The Oxford English Dictionary (OED) has finally added “aromantic”. The problem is, the definition is completely wrong.
It is staggering that a dictionary could get a definition so badly wrong, and it must be questioned whether any aromantics at all were even consulted in the creation of the definition. The OED defines aromantic as: “having no interest in or desire for romantic relationships”.
This is not what aromanticism is. Aromanticism is not actually defined by behaviours, despite what the dictionary may like to try to tell us. Wanting relationships is completely separate. Some aromantics may want relationships and some may not. Aromanticism is specifically about romantic attraction and has nothing to do with the desire for relationships. Aromanticis do not – or rarely – experience romantic attraction.
“Aromanticism is specifically about romantic attraction and has nothing to do with the desire for relationships”
The definition is crucial because the current phrasing the OED is pushing is actively harmful to aromanticsm, confusing and erasive. Just like bisexuals do not have to have relationships with different people of different genders to prove they are bisexual, aromantics do not have to avoid any type of relationship to be recognised. Aromanticism is still hugely overlooked and misunderstood. If vulnerable and questioning aromantic people search for the current definition they won’t find truth or insight.
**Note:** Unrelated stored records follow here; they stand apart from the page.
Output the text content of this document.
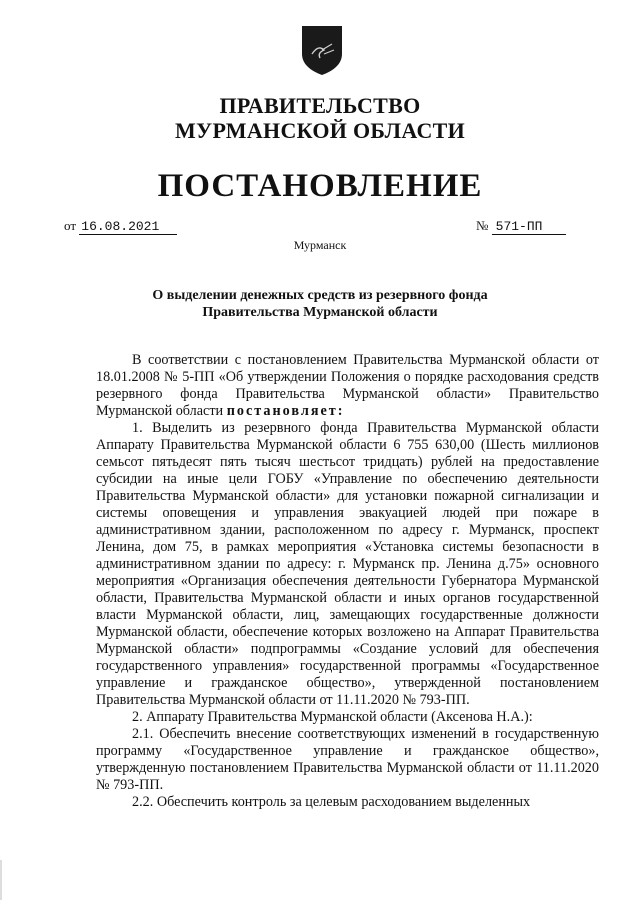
ПРАВИТЕЛЬСТВО
МУРМАНСКОЙ ОБЛАСТИ
ПОСТАНОВЛЕНИЕ
от 16.08.2021	№ 571-ПП
Мурманск
О выделении денежных средств из резервного фонда
Правительства Мурманской области

В соответствии с постановлением Правительства Мурманской области от 18.01.2008 № 5-ПП «Об утверждении Положения о порядке расходования средств резервного фонда Правительства Мурманской области» Правительство Мурманской области постановляет:

1. Выделить из резервного фонда Правительства Мурманской области Аппарату Правительства Мурманской области 6 755 630,00 (Шесть миллионов семьсот пятьдесят пять тысяч шестьсот тридцать) рублей на предоставление субсидии на иные цели ГОБУ «Управление по обеспечению деятельности Правительства Мурманской области» для установки пожарной сигнализации и системы оповещения и управления эвакуацией людей при пожаре в административном здании, расположенном по адресу г. Мурманск, проспект Ленина, дом 75, в рамках мероприятия «Установка системы безопасности в административном здании по адресу: г. Мурманск пр. Ленина д.75» основного мероприятия «Организация обеспечения деятельности Губернатора Мурманской области, Правительства Мурманской области и иных органов государственной власти Мурманской области, лиц, замещающих государственные должности Мурманской области, обеспечение которых возложено на Аппарат Правительства Мурманской области» подпрограммы «Создание условий для обеспечения государственного управления» государственной программы «Государственное управление и гражданское общество», утвержденной постановлением Правительства Мурманской области от 11.11.2020 № 793-ПП.

2. Аппарату Правительства Мурманской области (Аксенова Н.А.):

2.1. Обеспечить внесение соответствующих изменений в государственную программу «Государственное управление и гражданское общество», утвержденную постановлением Правительства Мурманской области от 11.11.2020 № 793-ПП.

2.2. Обеспечить контроль за целевым расходованием выделенных
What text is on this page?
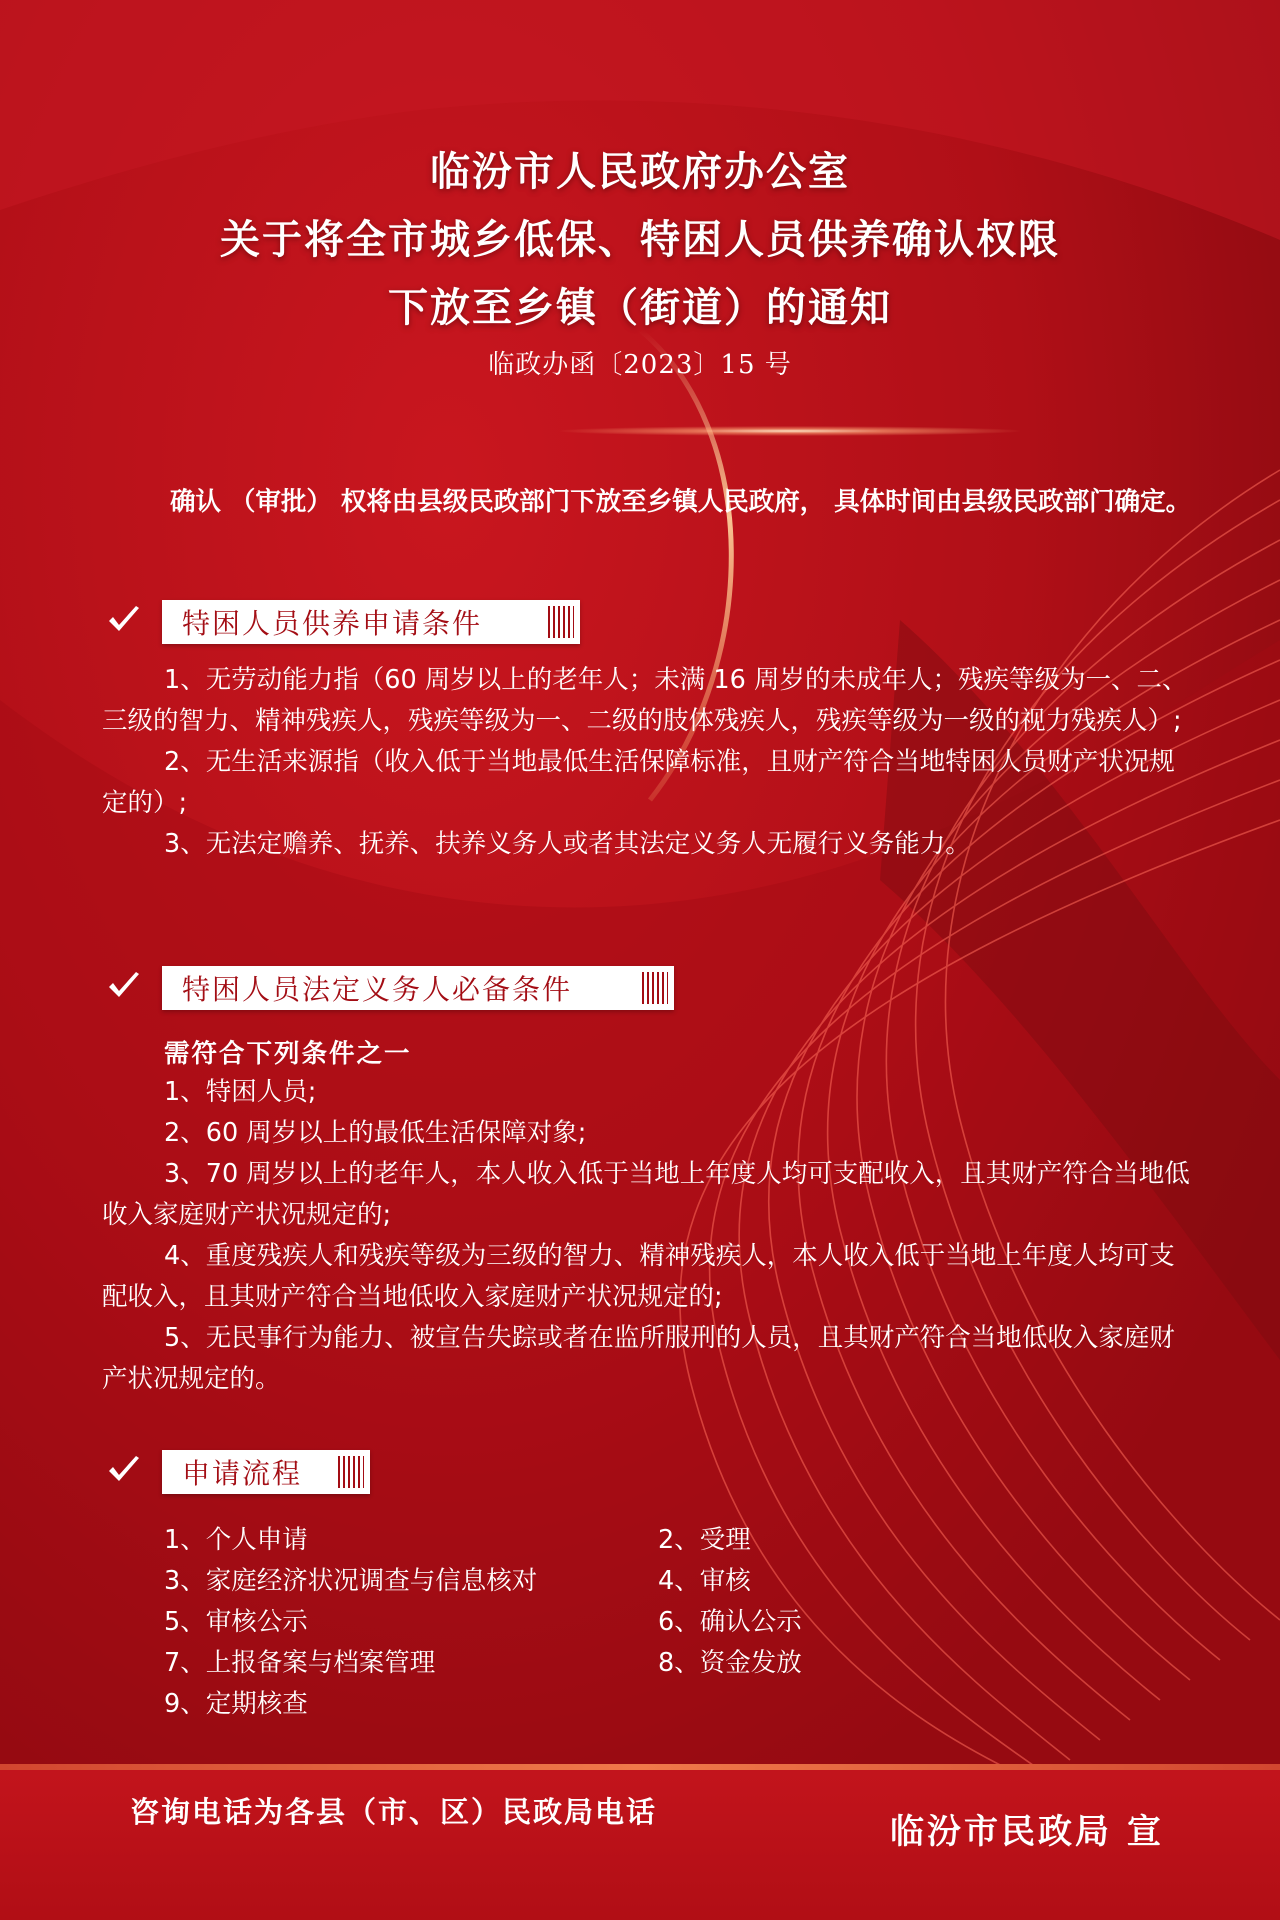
临汾市人民政府办公室
关于将全市城乡低保、特困人员供养确认权限
下放至乡镇（街道）的通知
临政办函〔2023〕15 号
确认 （审批） 权将由县级民政部门下放至乡镇人民政府， 具体时间由县级民政部门确定。
特困人员供养申请条件

1、无劳动能力指（60 周岁以上的老年人；未满 16 周岁的未成年人；残疾等级为一、二、三级的智力、精神残疾人，残疾等级为一、二级的肢体残疾人，残疾等级为一级的视力残疾人）;

2、无生活来源指（收入低于当地最低生活保障标准，且财产符合当地特困人员财产状况规定的）;

3、无法定赡养、抚养、扶养义务人或者其法定义务人无履行义务能力。

特困人员法定义务人必备条件
需符合下列条件之一

1、特困人员;

2、60 周岁以上的最低生活保障对象;

3、70 周岁以上的老年人，本人收入低于当地上年度人均可支配收入，且其财产符合当地低收入家庭财产状况规定的;

4、重度残疾人和残疾等级为三级的智力、精神残疾人，本人收入低于当地上年度人均可支配收入，且其财产符合当地低收入家庭财产状况规定的;

5、无民事行为能力、被宣告失踪或者在监所服刑的人员，且其财产符合当地低收入家庭财产状况规定的。

申请流程
1、个人申请	2、受理
3、家庭经济状况调查与信息核对	4、审核
5、审核公示	6、确认公示
7、上报备案与档案管理	8、资金发放
9、定期核查
咨询电话为各县（市、区）民政局电话	临汾市民政局 宣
They will find phrasing which may make them feel more marginalised and as though their identity isn’t really theirs.
The examples given to try to provide context to aromanticism are also harmful. One states that “unless you are aromantic, you still want that warm fuzzy feeling when you cuddle up to the person you love”. This misunderstands what aromanticism is. Aromantics may want to experience romantic attraction, some may not. Wanting desire has absolutely nothing to do with it. Furthermore, there are different forms of attraction. There can be sexual attraction, aesthetic attraction and sensual attraction. These are distinct from romantic attraction but the confusing and vague language in the above example can risk erasing these types of attraction, and therefore muddying what aromanticism is. Aromantics can experience different types of attractions which may give similar feelings. Aromantics may fall in love too, as some may rarely experience romantic attraction. It is a much more nuanced picture than what the OED presents.
The next example tries to highly aromisia, but does so without actually really challenging it. The OED states “some people see aromantics as robotic and void of emotion”. This is certainly true, but by giving an incorrect definition of aromanticism, the Oxford English Dictionary actually isn’t doing anything to challenge aromisia.